Цветок миндаля!.. Как только девушка услыхала это имя из уст сеньора, густой румянец мгновенно залил нежную бледность ее лица.
Дон Хайме уже знает, как ее зовут? Такой важный сеньор и повторяет такие глупости!
Теперь Фебреру были видны лишь верх и поля ее шляпы. Маргалида опустила голову и смущенно играла кончиком передника, застыдившись, как девочка, которая впервые осознала свой пол и услышала первый комплимент.
III
В следующее воскресенье Фебрер отправился с утра в деревню. Дядюшка Вентолера, считая необходимым присутствовать на обедне и визгливыми возгласами отвечать на слова священника, не мог выйти вместе с ним в море.
От нечего делать Хайме пошел в деревню пешком по тропинкам из красной" глины, пачкавшей его белые альпаргаты. Был один из дней позднего лета. Блестевшие белизной сельские домики, казалось, отражали, как зеркало, зной африканского солнца. Вокруг жужжали рои насекомых. В зеленоватой тени раскидистых, низких и круглых фиговых деревьев, обнесенных подпорками и напоминавших естественные беседки, падали лопнувшие от жары винные ягоды, устилая землю словно огромными сахарными каплями пурпурного цвета. По обеим сторонам дороги высились шпалерами колючие лопасти индийских смоковниц; между их запыленными корнями сновали взад и вперед маленькие и пугливые, опьяневшие от солнца гибкие ящерицы с изумрудными спинками и длинными хвостами.
Сквозь темную и искривленную колоннаду оливковых И миндальных деревьев вдали, на других тропинках, видны были группы крестьян, тоже державших путь в деревню.
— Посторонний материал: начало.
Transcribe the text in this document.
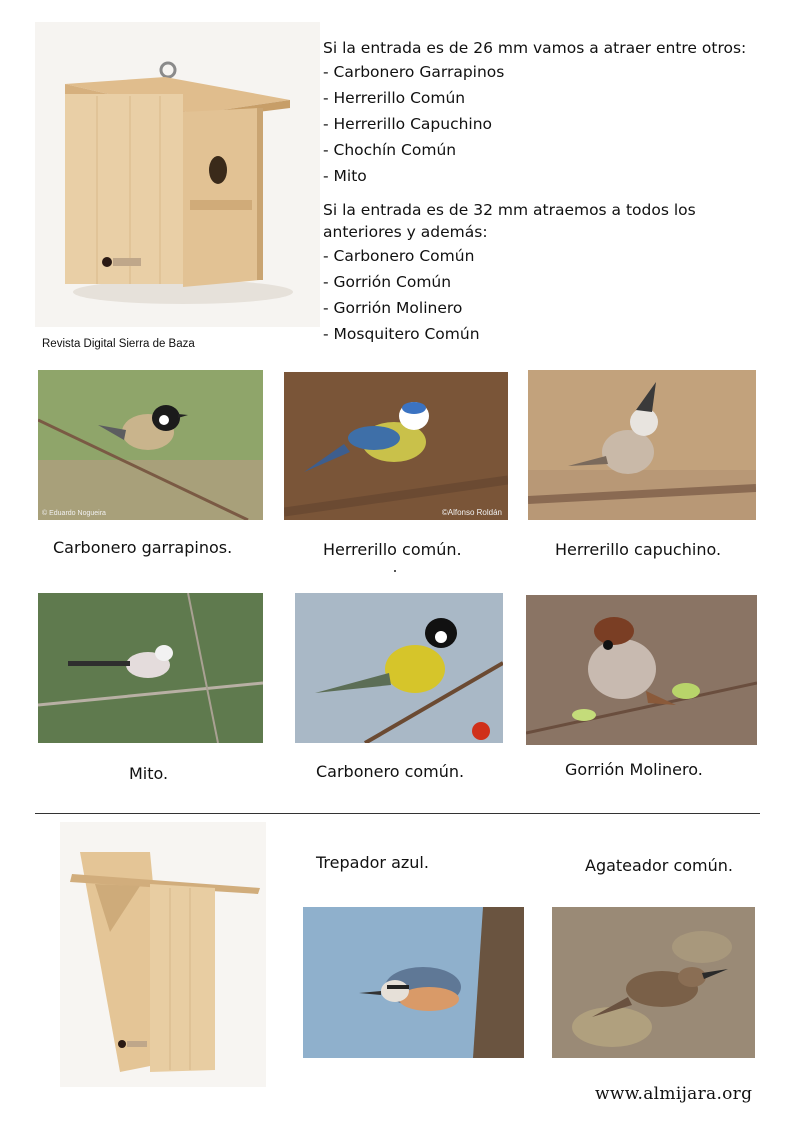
Si la entrada es de 26 mm vamos a atraer entre otros:

- Carbonero Garrapinos

- Herrerillo Común

- Herrerillo Capuchino

- Chochín Común

- Mito

Si la entrada es de 32 mm atraemos a todos los

anteriores y además:

- Carbonero Común

- Gorrión Común

- Gorrión Molinero

- Mosquitero Común

Revista Digital Sierra de Baza
© Eduardo Nogueira	©Alfonso Roldán
Carbonero garrapinos.	Herrerillo común.	Herrerillo capuchino.
Mito.	Carbonero común.	Gorrión Molinero.
Trepador azul.	Agateador común.
www.almijara.org
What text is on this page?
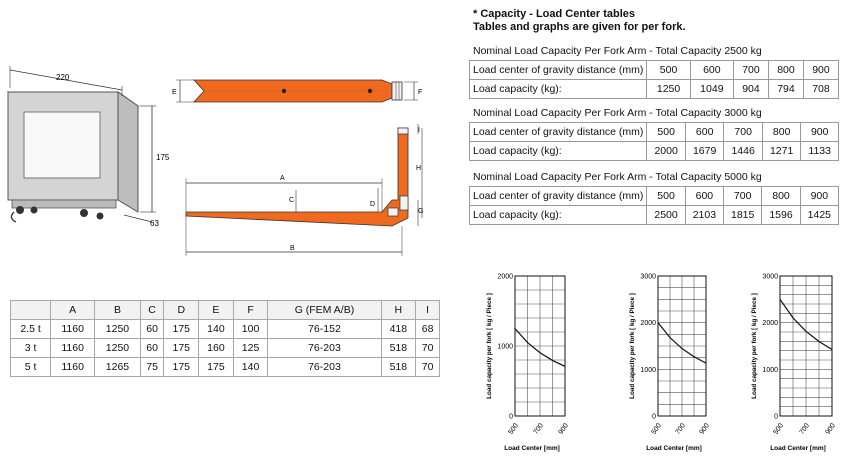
220
175
63
E	F
A
B
C
D
G
H
I
	A	B	C	D	E	F	G (FEM A/B)	H	I
2.5 t	1160	1250	60	175	140	100	76-152	418	68
3 t	1160	1250	60	175	160	125	76-203	518	70
5 t	1160	1265	75	175	175	140	76-203	518	70
* Capacity - Load Center tables
Tables and graphs are given for per fork.
Nominal Load Capacity Per Fork Arm - Total Capacity 2500 kg
Load center of gravity distance (mm)	500	600	700	800	900
Load capacity (kg):	1250	1049	904	794	708
Nominal Load Capacity Per Fork Arm - Total Capacity 3000 kg
Load center of gravity distance (mm)	500	600	700	800	900
Load capacity (kg):	2000	1679	1446	1271	1133
Nominal Load Capacity Per Fork Arm - Total Capacity 5000 kg
Load center of gravity distance (mm)	500	600	700	800	900
Load capacity (kg):	2500	2103	1815	1596	1425
0
1000
2000
500 700 900
Load capacity per fork [ kg / Piece ]
Load Center [mm]
0
1000
2000
3000
500 700 900
Load capacity per fork [ kg / Piece ]
Load Center [mm]
0
1000
2000
3000
500 700 900
Load capacity per fork [ kg / Piece ]
Load Center [mm]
Впереди шли по-праздничному разодетые девушки в красных или белых платках и зеленых юбках, сверкавшие на солнце массивными золотыми цепями. Бок о бок с ними шагали их поклонники, образуя неотвязчивый и хмурый эскорт: иногда одну из девушек окружало сразу несколько мужчин, оспаривавших другу друга благосклонный взгляд или приветливое слово. Шествие замыкали родители девушек, рано состарившиеся от тяжелого труда и суровой, деревенской жизни, бедные вьючные животные, безропотно покорные, с почерневшей кожей и руками, высохшими, как виноградные лозы; в их сонном мозгу сохранилось еще воспоминание о годах фестейжа, как о смутной и далекой весне.
Дойдя до деревни, Фебрер отправился прямо в церковь. Поселок состоял из шести - восьми хижин, дома алькальда, школы и таверны, столпившихся вокруг храма, который возвышался гордо и величественно, как бы связывая воедино все хутора, разбросанные, по горам и долинам на несколько километров вокруг.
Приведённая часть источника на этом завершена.